A Tiny Text with Immense Significance - Reflections on Acts 10:44-48

by Dr. John Holbert on Monday, April 29, 2024

A Tiny Text with Immense Significance

Acts 10:44-48

The Peripatetic Hebrew Bible Preacher

          Acts 10-15 presents to the reader the full implication of what the Gospel of Jesus Messiah actually means for the emerging Christian communities, as well as for Christian communities now. In these crucial chapters of Acts, Peter comes to see that membership in the church of Jesus has nothing to do with being a citizen of a particular nation or being one who observes special customs that make one acceptable to God. On the contrary! The way one responds to God from “fear of the Lord” or more precisely from “faith” determines one’s entry into the fellowship of Jesus. In short, being a “good Jew” from the land of Israel is, for Peter, no longer a necessary sign for entry into the new community of Christ. The radical nature of this belief often is overlooked by modern readers, but its sheer audacity, its world-breaking reality, must not be underestimated. Right here we modern Christians may find the rationale for a fully inclusive gospel. After Peter’s conversion to this view, no longer may any persons be excluded from full inclusion in true Christian communities.

          In Acts 10, Luke begins his narrative journey to this earth-shattering truth, ending in the Jerusalem Council of Acts 15 wherein Peter’s astonishing viewpoint about the full inclusion of the Gentiles is affirmed by those who formerly would have found such inclusion anathema. Step by step, Luke leads his readers to the conclusion that he wishes for all to reach: both Jews and Gentiles are welcome, indeed are prized, in the communities of Jesus Messiah. Peter makes it plain to the council and to us that the “message of God sent to the children of Israel,” formerly thought to be exclusive to Judaism, already carried within it the implicit message of peace and reconciliation between all peoples. That means, for Luke, that the extension of the mission of the church to Gentiles is a continuation of Jesus’s own words and works.
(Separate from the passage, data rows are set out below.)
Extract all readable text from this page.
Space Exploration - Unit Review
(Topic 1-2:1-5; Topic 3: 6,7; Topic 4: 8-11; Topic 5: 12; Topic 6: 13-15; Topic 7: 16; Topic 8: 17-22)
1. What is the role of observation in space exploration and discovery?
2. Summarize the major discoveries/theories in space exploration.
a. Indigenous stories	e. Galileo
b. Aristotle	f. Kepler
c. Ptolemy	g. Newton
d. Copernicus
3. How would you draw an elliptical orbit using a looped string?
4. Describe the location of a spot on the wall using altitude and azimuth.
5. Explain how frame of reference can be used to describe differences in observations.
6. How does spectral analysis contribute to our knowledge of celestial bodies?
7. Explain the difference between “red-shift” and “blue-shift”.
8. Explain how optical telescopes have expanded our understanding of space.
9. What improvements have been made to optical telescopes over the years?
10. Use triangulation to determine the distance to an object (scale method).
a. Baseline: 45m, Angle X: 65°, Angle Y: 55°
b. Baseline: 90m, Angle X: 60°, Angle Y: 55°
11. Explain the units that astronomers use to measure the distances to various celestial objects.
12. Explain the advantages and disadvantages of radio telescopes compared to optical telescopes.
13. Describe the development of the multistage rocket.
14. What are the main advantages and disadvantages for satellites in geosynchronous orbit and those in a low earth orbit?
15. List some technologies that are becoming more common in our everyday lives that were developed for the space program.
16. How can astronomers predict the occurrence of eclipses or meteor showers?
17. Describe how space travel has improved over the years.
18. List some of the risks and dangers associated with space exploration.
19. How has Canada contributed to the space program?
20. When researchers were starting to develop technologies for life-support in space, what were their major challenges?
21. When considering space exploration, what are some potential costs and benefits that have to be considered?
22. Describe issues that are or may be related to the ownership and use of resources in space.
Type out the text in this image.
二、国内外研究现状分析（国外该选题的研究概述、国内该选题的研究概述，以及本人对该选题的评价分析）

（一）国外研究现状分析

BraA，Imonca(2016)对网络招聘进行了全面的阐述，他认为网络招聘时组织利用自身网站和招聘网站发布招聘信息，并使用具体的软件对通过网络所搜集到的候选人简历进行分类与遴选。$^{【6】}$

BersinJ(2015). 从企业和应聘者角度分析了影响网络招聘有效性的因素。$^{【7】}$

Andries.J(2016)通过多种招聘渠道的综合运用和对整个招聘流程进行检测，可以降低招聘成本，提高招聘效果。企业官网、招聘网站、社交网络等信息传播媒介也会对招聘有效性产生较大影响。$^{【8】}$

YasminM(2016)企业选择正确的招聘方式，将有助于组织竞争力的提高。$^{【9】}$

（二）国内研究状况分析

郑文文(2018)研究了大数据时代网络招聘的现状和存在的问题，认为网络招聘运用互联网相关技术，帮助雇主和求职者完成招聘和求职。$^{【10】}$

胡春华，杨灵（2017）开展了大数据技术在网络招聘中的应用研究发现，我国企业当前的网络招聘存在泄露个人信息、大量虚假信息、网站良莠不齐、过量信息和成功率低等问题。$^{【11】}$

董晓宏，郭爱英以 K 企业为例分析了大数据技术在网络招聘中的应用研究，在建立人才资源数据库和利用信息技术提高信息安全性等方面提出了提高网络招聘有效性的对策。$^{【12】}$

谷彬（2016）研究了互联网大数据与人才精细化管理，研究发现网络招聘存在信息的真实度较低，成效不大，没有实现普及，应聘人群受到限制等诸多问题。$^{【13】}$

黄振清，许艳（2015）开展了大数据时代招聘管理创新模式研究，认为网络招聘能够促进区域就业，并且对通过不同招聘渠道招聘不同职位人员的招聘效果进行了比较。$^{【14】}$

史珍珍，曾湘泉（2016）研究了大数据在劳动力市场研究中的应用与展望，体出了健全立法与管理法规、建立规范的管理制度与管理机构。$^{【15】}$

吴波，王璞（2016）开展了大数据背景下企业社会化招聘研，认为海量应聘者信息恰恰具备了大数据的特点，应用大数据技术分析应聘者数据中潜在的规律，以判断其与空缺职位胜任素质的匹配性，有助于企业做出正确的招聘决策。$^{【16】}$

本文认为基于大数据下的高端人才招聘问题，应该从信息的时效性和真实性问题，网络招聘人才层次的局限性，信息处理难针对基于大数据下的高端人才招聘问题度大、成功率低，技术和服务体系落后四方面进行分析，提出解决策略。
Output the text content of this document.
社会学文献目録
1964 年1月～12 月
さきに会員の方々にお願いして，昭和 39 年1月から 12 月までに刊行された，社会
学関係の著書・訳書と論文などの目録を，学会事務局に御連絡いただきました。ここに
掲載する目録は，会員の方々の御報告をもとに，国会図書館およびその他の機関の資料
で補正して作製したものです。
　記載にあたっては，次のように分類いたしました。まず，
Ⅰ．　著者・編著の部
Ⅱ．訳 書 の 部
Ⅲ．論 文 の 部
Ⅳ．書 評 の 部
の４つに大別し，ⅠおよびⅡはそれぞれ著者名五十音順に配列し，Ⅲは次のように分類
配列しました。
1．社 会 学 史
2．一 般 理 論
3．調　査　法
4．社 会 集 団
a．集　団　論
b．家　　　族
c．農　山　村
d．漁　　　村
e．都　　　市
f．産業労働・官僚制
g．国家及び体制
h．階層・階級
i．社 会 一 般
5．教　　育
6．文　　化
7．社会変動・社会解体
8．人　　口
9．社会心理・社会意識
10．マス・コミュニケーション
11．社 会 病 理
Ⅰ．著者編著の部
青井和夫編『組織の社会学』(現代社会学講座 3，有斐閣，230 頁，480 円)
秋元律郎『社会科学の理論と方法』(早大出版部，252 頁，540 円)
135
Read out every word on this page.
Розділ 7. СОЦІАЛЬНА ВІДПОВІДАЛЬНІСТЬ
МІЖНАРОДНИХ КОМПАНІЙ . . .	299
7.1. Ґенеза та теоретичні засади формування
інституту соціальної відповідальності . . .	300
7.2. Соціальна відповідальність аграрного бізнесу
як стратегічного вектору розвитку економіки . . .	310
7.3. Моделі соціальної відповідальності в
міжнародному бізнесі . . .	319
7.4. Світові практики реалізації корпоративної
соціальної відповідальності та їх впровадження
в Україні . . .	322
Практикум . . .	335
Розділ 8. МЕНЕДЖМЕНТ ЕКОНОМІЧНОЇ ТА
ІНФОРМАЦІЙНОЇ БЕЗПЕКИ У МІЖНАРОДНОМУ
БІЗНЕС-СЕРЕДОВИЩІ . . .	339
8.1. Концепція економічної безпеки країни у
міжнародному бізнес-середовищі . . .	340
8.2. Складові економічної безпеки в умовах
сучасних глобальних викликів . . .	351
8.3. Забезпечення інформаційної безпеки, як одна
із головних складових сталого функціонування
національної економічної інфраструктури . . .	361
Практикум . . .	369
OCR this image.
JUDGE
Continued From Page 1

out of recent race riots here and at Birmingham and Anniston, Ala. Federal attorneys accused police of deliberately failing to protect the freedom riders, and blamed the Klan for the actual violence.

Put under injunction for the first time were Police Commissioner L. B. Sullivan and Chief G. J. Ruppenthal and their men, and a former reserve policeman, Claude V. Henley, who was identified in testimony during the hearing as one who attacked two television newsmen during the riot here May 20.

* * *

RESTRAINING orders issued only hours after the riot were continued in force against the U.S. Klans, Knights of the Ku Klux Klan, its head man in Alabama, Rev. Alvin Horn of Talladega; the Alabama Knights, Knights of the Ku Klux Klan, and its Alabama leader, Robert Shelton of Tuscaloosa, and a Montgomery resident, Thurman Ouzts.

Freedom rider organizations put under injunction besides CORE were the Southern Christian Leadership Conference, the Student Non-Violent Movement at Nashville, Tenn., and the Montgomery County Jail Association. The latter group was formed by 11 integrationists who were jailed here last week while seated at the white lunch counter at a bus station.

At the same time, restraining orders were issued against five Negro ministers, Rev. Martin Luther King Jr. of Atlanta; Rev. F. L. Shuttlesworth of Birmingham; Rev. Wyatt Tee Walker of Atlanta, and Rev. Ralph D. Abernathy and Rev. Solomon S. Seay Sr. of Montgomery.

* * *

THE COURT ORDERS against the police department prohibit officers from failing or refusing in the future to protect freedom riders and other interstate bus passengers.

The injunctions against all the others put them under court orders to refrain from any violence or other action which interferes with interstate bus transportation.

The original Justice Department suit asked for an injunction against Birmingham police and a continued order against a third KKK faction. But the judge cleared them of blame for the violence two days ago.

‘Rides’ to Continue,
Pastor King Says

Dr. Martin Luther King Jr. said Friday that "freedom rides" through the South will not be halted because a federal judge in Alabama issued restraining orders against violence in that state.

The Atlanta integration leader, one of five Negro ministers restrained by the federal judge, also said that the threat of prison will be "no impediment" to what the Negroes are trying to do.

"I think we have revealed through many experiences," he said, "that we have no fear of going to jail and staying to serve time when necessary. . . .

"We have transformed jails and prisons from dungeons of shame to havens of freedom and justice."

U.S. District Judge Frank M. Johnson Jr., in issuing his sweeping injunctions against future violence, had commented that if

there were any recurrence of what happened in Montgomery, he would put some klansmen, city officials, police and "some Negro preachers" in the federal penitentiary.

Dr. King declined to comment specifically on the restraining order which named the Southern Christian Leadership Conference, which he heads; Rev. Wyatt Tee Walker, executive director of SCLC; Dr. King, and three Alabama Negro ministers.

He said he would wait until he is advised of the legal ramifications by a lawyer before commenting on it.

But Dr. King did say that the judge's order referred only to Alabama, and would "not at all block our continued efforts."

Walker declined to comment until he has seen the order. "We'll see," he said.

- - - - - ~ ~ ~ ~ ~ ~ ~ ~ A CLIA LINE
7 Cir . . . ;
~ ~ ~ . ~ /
          Acts 10 is the story of the Roman centurion Cornelius, a Gentile, who at the instigation of a vision from God asks to be visited by Peter, a Jew. Before Peter arrives at Cornelius’ house in Caesarea, he has a dream wherein he envisions a huge sheet, let down on earth by its four corners and filled with all manner of “four-footed creatures and snakes of the earth, as well as birds of the sky” (Acts 10:12). A voice commands Peter to “kill and eat,” but the faithful Jew Peter quickly responds, “Not at all, Lord, for I have never eaten anything common or unclean.” But the dream voice announces an amazing new thing: “Things God has cleansed, you stop making common” (Acts 10:14-15). Three times the sheet is lowered and three times Peter hears the voice telling him to kill and eat creatures he formerly would never have touched, let alone eaten. Peter’s emerging insight about the rich implications of the gospel are soon stretched even beyond what may be eaten.

          He goes to the house of Cornelius and enters the door. With that entry into the house of an “unclean” Gentile, Peter takes a most fateful step. Cornelius has gathered a crowd of relatives and close friends to hear the words of Peter, and they are certainly not disappointed in what the apostle says. “You do understand how it is forbidden for a Jew to associate with or to visit a person of another race. But God has shown me not to call any person common or unclean” (Acts 10:28). Peter goes on to say that he is frankly amazed to find himself having fellowship with all these Gentiles but concludes with powerful and crucial words: “In truth, I am grasping that God is no respecter of appearances. Rather, in every nation, the one who fears God and acts righteously is acceptable to God” (Acts 10:34-35). The NRSV translates the famous 10:34 “I truly understand that God shows no partiality,” which is the apparent implication of Peter’s words, though the more accurate reading has to do with “appearances,” as is found in the LXX of 2 Kings 3:14 where “lifting the face” refers to preferring one person over another. Also in Lev.19:15, the same phrase is used to forbid judgment “on the basis of appearances,” that is allowing extraneous factors, particularly bribes to sway fair judgment. Peter now “begins to see” (the force of the verb used here) that his former convictions about Jews and Gentiles are undergoing radical change.

          After this wonderful and expansive speech, “the Holy Spirit fell on those who were listening,” and “the believers from the circumcision (the Jews) were astonished that the gift of the Holy Spirit had been poured out even on the Gentiles” (Acts 10:44-45). Peter orders the immediate baptism of all of them, “since they have received the Holy Spirit just as we did” (Acts 10:47). It will be this scene among others that Peter will recount to the Jerusalem Council in Acts 15.

          After one reads this amazing portion of the book of Acts, no longer can we in good faith exclude any persons, calling them unclean or common. It is far past time for any Christian community to cease excluding anyone for any reason. Peter, that great apostle, learned what we all must learn: truly God is no respecter of appearances.